Nun, dann sollte es erlaubt sein, die theoretischen Folgerungen in Frage zu stellen.

Savonlinna hat geschrieben:Aber "hypothetisch-theoretisch" kann man die Ergebnisse von texthistorischer Forschung nun auch nicht nennen. Das ist eine Abwertung, deren Berechtigung man eigentlich nachweisen müsste. Aber mir ist klar, dass das hier im Forum nicht geht.
Ja, dies würde hier wohl den Rahmen sprengen. Vielleicht zur meiner Verteidigung nur so viel: Bezüglich der Pentateuchforschung spricht der Exeget Prof. E. Zenger von einem unüberschaubaren "Spektrum der Hypothesenbildung". Gut, sie ist auch laut Zenger das "schwierigste und kontroverseste Feld der Exegese", dies ist sicher nicht analog zu den Evangelien. Aber ich denke, dass es auch da Thesen, Annahmen und verschiedene Theorien gibt.
Vor einiger Zeit las ich mal eine theologische Abhandlung zu 1Kor 11. Darin heißt es z.B.:
W. O. Walker Jr. 1983, 101-112 vertritt die These, ...

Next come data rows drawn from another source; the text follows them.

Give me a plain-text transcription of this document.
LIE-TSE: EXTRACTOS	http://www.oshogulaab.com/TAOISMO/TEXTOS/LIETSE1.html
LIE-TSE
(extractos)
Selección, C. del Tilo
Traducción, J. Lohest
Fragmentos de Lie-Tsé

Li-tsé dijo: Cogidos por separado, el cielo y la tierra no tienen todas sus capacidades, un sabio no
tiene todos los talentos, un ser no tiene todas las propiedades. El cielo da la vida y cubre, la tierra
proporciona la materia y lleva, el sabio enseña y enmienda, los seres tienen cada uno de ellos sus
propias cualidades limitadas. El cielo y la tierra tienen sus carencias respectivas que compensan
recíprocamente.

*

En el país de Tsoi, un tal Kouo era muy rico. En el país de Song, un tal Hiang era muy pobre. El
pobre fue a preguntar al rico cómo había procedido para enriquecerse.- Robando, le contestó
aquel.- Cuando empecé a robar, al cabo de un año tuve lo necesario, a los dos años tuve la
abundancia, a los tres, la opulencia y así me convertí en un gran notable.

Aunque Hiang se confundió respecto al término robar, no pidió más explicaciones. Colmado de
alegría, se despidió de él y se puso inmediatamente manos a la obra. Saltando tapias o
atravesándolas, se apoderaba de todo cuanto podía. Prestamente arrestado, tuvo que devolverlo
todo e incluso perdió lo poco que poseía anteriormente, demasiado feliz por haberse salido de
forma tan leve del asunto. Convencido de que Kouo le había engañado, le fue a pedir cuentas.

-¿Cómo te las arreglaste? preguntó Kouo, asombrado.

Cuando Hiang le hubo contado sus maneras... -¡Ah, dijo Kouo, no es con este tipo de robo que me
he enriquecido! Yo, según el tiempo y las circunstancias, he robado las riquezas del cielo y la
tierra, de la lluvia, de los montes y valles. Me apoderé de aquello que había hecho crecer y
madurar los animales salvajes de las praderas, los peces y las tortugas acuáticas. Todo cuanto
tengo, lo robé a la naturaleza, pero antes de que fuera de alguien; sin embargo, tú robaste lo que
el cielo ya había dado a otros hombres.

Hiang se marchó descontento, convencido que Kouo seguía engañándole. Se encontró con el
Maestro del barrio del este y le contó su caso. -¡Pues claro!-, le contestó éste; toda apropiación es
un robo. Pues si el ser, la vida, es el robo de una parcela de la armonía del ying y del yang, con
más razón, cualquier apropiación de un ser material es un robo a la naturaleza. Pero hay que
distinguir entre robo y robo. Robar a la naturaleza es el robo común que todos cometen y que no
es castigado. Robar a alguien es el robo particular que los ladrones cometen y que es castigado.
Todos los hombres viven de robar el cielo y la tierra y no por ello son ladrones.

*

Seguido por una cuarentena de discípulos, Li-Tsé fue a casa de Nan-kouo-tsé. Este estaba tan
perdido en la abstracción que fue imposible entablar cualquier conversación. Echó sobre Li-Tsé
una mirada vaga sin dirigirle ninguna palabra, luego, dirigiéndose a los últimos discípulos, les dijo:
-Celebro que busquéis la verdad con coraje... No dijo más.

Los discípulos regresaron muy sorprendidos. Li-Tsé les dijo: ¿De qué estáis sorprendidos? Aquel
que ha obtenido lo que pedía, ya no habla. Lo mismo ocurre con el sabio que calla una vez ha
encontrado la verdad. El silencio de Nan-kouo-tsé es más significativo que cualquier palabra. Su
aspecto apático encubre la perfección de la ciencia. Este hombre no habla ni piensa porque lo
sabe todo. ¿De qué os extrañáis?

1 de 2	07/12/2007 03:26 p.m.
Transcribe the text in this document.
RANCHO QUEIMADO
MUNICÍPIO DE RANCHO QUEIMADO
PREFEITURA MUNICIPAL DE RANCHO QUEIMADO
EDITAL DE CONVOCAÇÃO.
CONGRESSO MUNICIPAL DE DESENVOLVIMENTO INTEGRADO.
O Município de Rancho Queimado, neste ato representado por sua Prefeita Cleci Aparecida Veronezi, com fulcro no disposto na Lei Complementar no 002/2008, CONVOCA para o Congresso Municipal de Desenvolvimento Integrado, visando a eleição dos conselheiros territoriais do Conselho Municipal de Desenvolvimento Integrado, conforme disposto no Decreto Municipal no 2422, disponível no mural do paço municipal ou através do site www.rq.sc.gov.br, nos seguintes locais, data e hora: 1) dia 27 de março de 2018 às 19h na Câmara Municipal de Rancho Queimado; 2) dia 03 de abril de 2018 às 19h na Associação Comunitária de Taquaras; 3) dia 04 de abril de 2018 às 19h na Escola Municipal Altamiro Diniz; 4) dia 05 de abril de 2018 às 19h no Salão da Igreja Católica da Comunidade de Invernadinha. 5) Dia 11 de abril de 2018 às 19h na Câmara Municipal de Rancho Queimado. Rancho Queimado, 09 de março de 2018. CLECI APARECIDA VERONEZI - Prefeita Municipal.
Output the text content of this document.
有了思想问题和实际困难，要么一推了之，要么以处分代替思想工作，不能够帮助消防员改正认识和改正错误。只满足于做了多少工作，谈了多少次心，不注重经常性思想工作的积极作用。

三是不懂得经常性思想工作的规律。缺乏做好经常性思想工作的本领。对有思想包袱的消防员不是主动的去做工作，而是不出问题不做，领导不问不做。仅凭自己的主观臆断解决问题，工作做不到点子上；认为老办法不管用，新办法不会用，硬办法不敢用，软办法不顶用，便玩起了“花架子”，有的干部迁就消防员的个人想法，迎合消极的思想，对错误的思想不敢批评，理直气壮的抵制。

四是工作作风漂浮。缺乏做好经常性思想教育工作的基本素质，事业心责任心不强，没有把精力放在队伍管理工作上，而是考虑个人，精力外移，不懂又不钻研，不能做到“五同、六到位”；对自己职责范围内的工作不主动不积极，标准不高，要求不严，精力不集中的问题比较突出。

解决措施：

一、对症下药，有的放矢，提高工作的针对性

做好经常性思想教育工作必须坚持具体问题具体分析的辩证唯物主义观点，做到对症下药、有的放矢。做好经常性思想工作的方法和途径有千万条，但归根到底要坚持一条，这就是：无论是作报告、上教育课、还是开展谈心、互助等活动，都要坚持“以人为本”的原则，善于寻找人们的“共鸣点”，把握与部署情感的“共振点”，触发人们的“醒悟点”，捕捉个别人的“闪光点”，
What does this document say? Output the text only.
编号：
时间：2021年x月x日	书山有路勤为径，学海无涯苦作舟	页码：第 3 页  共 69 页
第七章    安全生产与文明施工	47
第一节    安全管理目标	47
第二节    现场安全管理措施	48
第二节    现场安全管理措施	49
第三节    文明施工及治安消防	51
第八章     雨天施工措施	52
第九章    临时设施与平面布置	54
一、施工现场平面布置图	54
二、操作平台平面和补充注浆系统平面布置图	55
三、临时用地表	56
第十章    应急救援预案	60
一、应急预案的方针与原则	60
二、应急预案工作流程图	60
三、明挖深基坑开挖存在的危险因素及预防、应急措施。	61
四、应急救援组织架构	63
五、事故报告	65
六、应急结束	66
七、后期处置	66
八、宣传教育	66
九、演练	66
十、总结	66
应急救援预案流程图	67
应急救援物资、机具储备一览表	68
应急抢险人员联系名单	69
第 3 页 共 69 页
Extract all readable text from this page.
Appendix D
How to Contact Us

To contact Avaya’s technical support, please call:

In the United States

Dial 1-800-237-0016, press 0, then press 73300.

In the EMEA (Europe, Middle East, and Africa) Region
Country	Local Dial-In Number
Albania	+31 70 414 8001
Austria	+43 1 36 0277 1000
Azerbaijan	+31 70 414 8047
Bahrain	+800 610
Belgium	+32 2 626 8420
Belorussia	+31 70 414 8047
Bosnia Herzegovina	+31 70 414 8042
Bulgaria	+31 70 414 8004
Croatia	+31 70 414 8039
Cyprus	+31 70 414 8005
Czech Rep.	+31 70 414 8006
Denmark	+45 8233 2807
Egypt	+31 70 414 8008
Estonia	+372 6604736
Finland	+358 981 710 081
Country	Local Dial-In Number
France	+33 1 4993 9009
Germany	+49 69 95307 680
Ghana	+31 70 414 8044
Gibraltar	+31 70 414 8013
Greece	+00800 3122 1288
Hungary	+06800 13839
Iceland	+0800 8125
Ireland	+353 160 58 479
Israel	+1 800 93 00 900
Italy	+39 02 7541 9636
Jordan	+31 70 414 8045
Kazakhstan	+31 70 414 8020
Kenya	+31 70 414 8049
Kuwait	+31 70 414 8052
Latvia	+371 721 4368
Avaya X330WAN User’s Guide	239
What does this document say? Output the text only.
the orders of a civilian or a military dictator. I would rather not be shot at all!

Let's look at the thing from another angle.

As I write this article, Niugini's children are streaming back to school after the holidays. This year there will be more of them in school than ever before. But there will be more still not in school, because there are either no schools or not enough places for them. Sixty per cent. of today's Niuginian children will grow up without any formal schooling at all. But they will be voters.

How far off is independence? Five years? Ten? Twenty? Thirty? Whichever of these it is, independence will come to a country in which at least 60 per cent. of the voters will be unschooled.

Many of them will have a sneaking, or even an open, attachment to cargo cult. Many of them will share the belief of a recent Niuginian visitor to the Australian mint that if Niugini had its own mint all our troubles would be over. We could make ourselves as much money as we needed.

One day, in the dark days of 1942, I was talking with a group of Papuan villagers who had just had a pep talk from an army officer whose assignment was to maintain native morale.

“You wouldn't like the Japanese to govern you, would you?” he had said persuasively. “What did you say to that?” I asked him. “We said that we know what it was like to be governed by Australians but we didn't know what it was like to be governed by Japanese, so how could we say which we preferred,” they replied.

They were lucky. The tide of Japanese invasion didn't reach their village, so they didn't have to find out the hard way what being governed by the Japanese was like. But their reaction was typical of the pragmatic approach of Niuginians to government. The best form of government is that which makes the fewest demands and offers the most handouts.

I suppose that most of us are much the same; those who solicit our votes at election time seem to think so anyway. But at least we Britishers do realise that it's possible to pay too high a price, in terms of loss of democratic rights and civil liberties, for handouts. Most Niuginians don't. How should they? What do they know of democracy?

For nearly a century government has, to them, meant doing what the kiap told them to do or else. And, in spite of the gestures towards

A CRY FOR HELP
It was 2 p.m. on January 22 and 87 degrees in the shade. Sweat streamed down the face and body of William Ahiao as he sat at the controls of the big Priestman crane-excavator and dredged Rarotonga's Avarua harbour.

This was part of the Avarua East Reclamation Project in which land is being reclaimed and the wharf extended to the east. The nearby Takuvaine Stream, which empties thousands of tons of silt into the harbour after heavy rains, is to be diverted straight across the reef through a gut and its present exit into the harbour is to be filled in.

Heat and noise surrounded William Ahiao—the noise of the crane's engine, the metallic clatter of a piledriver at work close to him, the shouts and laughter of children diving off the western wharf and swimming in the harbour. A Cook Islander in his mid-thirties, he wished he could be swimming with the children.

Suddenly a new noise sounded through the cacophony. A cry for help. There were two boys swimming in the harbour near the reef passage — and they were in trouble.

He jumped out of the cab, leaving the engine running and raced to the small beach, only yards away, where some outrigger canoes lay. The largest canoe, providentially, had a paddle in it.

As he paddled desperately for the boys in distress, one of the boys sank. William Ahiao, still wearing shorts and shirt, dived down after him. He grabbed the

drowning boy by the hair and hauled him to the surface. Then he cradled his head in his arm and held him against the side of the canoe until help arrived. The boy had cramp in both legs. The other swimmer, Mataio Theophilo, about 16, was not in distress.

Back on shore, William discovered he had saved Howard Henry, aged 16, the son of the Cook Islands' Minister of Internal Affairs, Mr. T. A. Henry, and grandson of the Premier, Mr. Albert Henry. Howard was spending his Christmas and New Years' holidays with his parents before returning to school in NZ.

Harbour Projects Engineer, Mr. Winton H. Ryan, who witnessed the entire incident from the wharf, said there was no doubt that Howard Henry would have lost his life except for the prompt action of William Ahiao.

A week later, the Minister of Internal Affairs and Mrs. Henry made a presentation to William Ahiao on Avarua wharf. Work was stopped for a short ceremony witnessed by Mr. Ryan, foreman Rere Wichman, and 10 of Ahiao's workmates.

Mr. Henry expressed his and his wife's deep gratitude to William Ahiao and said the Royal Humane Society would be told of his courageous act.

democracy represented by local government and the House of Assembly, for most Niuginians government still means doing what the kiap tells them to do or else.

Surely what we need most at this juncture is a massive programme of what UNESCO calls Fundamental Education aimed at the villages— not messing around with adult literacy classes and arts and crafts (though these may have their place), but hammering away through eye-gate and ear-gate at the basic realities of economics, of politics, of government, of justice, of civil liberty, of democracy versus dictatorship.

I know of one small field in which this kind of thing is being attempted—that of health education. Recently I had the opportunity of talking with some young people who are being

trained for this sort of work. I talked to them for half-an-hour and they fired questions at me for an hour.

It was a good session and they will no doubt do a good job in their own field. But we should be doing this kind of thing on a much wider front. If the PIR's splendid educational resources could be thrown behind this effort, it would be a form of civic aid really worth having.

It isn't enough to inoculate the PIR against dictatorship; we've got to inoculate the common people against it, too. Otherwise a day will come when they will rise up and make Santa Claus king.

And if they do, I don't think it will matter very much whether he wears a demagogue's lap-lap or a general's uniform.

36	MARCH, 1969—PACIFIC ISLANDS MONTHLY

Wenn in Examen-Arbeiten von Zenger von Hyperthesenbildung und in theologischen Arbeiten von Thesen die Rede ist und ich mich ferner auf den Theologen und Neutestamentler Klaus Berger stütze, erlaube ich mir auch, von einem hypothetisch-theoretischem "Boden" zu sprechen.

Savonlinna hat geschrieben:
Halman hat geschrieben:Der "historische Jesus" ist eine theoretische Kontruktion, welche sich der Wahrheit annähern mag, oder auch nicht. Hierüber kann man geteilter Meinung sein und dies hängt unmittelbar mit dem Zusammen, was man für möglich hält.
Letzteres hängt, wie ich schon sagte, nicht mit der Textanalyse zusammen. Denn:
Ich kann sehr wohl die Christus-Gestalt - also die Erhöhung - als Urbild für einen utopischen Menschen, also tatsächlich, bildlich gesehen, für einen "Sohn", oder eine "Tochter" Gottes nehmen; ich kann es sogar für möglich halten, dass so eine Realisierung tatsächlich schon mal auf Erden anwesend war. Warum auch nicht? Keine Forschung kann so etwas widerlegen.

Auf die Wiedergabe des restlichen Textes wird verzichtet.